Britney Spears Nominated for U.S. Attorney General

Promises to ban surfboarding of terrorist suspects

Inebriated Press \ Tabloid Division
November 8, 2007

Under pressure by Democrat leaders in the House and Senate President George W. Bush has nominated Britney Spears for the office of Attorney General.  Bush said he didn’t feel Spears was the most qualified candidate but that he needed to “trade” with the Democrats to keep them from firebombing the White House.  Spears has said she will accept the nomination and is against the use of surfboarding terrorist suspects to get information from them.  Reportedly she believes that such activity constitutes torture and Democrats feel the same.  Not everyone understands what’s going on.
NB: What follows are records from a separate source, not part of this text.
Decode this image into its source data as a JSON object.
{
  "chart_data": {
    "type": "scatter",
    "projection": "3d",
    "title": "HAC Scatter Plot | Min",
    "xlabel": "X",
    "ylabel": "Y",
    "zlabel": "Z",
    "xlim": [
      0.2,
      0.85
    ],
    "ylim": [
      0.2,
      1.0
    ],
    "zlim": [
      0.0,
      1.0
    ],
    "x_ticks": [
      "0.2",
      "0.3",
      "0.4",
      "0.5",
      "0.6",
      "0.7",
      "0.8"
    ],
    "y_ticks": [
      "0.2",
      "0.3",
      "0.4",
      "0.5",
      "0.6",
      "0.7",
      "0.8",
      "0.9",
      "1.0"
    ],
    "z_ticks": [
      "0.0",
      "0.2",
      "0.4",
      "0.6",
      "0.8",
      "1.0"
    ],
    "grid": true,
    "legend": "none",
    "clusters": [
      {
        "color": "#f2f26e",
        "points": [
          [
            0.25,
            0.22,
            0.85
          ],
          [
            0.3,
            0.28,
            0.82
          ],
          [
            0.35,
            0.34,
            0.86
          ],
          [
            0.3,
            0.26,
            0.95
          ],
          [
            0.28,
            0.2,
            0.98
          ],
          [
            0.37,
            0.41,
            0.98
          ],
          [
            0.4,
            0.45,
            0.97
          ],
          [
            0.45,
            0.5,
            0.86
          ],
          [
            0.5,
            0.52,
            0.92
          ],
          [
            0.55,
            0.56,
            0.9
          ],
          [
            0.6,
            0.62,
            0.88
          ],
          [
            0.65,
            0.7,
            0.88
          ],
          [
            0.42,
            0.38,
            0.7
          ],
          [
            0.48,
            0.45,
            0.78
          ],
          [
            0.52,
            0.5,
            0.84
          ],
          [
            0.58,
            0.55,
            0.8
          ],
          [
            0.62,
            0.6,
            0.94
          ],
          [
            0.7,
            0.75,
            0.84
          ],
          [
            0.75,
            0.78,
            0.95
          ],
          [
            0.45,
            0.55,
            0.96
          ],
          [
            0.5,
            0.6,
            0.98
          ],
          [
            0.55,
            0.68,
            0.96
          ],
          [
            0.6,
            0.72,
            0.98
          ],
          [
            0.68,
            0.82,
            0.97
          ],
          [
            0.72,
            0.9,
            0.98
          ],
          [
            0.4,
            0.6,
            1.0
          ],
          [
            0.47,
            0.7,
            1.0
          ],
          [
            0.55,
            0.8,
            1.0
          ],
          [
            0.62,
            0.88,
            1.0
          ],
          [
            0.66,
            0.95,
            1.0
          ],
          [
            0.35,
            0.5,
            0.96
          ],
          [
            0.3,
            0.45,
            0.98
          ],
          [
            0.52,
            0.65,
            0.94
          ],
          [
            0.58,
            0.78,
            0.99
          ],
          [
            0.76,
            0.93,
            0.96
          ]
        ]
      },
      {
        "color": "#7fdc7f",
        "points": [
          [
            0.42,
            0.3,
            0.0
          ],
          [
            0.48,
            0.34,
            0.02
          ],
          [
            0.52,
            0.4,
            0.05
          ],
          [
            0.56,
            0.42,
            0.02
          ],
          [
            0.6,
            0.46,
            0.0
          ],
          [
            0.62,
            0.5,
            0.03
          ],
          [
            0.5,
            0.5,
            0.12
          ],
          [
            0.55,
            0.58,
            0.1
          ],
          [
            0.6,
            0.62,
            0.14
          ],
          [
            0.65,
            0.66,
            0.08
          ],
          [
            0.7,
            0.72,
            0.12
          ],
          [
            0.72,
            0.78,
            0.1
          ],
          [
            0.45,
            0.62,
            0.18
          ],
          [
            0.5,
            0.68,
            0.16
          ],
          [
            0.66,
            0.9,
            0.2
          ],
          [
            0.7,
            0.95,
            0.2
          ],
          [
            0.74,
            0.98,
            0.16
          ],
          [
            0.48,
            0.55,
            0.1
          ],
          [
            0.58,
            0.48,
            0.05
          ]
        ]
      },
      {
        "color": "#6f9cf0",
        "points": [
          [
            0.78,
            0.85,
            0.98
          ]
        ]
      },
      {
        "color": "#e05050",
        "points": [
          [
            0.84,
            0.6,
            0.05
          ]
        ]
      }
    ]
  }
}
“I’m confused and can’t figure out what’s happened to U.S. government officials,” said Abraham Lincoln, former president of the United States.  “If I were alive today I’d be appealing to the American people to elect sane individuals to public office.  As it is I’m dead and spinning in my grave like some kind of gyroscope, and that’s darned uncomfortable even for a dead guy.”

Recently Democrat leaders have opposed frightening captured terrorists into providing intelligence about al Qaeda by using a technique called “waterboarding”.  Waterboarding is a form of controlled drowning used to extract information.  It consists of immobilizing an individual on his or her back, with the head inclined downward, and pouring water over the face to force the inhalation of some of it.  This elicits the gag reflex and gives the sensation of drowning.  In contrast to submerging the head, waterboarding can make the subject believe death is imminent while leaving no actual physical damage.  A number of Democrats feel that making terrorists uncomfortable isn’t nice and the U.S. should send them to summer camps instead.

“I’m shocked and dismayed to think that Americans would resort to using discomfort to make people who believe in blowing up women and children tell us about their plans to behead U.S. soldiers,” said Senator Nancy Pelosi handing a cake with a file in it to a jailed terrorist.  “The Bush administration is so unreasonable about this that it has taken sensible Democrats threatening to firebomb the White House to get the president to accept Britney Spears as the next U.S. Attorney General.  Finally we’ll infuse some common sense into this administration.”

In other news, Republicans report that graham crackers contain no crust but Democrats were quick to respond by saying the Republicans were twisting the facts to fit their views and that such comments could constitute coercion of flour based products.